For inputting the augmentation data and tags of the initial lot

2. The method for classifying image of deep semi-supervised over-learning with augmented data of claim 1, wherein the deep convolutional network model in step S1 is a 13-CNN deep convolutional network model with pre-training.

3. The method for classifying image of deep semi-supervised over-learning based on data augmentation as claimed in claim 2, wherein the training loss function of the 13-CNN deep convolutional network model is as follows:

in the above-mentioned formula, the compound has the following structure,l _cos a function representing the loss of training is represented,λ ₀ ,λ ₁ andλ ₂ in order to be the weight coefficient,R ₀ in order to be a consistent regularization term,R ₁ in order to cross-entropy regularization terms,y _i in order to be the label of the sample,

4. The method for classifying data-augmented depth semi-supervised over-learning images according to claim 1, wherein the step of fusing to obtain the fused image features in step S2 is to perform feature vectorization cascade fusion to obtain the fused image features, and the function expression is as follows:

in the above-mentioned formula, the compound has the following structure,f _c (x) For the fused image features after the cascade fusion,concatwhich represents a vector concatenation operation, is shown,ReLUin order to be a linear rectification function,GAPis a function of the global average pooling,f _s (x), f _h (x) Respectively a low-level shallow structure characteristic and a high-level semantic characteristic output by the deep neural network.

5. The method for classifying image features for data augmentation and semi-supervised over-learning in depth according to claim 1, wherein the function expression for augmenting the fused image features and labels of the training image by using the random linear interpolation technique in step S3 is as follows:

in the above formula, the first and second carbon atoms are,

6. The method of claim 5 wherein the weight vectors sampled in beta distribution are used to classify imagesλThe formula of the calculation function is:

in the above-mentioned formula, the compound has the following structure,f(x:α,γ) For weight vector sampled in beta distributionλThe expression of the computational function of (2),α,γcontrol parameters for beta distributions greater than 0 respectively,xanduare all function variable unknowns.

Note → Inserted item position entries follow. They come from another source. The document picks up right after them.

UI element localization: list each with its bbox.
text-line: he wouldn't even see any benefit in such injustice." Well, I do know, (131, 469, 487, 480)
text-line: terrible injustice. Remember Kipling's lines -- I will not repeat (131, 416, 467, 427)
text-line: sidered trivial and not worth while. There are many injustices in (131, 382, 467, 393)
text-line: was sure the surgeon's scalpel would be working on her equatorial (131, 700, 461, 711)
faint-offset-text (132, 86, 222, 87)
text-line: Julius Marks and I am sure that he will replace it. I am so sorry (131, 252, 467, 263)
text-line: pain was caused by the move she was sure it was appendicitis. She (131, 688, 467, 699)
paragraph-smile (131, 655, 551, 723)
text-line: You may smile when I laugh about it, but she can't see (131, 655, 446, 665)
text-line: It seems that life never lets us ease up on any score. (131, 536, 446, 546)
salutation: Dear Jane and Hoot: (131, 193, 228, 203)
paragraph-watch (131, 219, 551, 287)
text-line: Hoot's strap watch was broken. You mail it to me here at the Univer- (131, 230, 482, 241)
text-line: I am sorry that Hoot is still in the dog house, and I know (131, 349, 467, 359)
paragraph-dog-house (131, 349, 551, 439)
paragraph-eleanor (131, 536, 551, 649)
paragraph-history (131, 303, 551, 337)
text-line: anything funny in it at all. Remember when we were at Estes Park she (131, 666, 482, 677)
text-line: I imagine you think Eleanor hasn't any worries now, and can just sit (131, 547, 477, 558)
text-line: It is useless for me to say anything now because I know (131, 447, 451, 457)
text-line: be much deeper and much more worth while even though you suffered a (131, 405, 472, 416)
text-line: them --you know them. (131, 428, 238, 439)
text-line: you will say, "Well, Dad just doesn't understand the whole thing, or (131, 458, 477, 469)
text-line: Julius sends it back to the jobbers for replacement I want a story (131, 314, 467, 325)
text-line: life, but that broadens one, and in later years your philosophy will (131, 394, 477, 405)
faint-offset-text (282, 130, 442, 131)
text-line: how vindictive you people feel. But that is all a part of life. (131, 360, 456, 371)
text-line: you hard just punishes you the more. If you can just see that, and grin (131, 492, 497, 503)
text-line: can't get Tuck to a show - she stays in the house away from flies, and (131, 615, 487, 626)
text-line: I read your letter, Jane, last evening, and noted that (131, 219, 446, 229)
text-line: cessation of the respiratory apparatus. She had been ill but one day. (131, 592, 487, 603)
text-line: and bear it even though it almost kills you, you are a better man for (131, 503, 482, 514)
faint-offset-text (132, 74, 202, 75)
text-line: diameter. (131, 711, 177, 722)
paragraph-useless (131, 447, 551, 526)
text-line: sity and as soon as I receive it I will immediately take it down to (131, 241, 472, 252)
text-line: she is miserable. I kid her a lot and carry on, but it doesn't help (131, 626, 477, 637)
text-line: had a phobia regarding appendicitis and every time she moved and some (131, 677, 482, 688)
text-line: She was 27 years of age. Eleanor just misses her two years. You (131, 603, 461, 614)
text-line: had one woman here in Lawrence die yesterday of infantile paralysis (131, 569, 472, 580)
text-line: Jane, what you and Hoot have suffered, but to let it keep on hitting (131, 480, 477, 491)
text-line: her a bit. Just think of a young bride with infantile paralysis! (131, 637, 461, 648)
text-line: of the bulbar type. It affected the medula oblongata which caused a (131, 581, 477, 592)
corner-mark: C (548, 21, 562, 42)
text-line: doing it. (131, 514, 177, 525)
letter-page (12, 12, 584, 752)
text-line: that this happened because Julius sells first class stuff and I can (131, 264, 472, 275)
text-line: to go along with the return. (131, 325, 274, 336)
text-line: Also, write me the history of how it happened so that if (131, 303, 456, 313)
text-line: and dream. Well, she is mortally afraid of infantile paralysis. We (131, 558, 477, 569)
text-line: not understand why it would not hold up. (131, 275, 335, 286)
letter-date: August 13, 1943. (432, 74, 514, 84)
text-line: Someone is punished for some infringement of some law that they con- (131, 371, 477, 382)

7. The method for classifying image according to claim 1, wherein step S4 is followed by the steps of: and inputting the image to be recognized into the image classification recognition network model, and obtaining and outputting an image classification recognition result corresponding to the image to be recognized.

8. A data-augmented deep semi-supervised overrun learning image classification system comprising a microprocessor and a memory connected to each other, characterized in that the microprocessor is programmed or configured to perform the steps of the data-augmented deep semi-supervised overrun learning image classification method of any one of claims 1 to 7.

9. A computer-readable storage medium having stored thereon a computer program programmed or configured to perform the data-augmented method for classifying images for deep semi-supervised ultralimit learning according to any one of claims 1 to 7.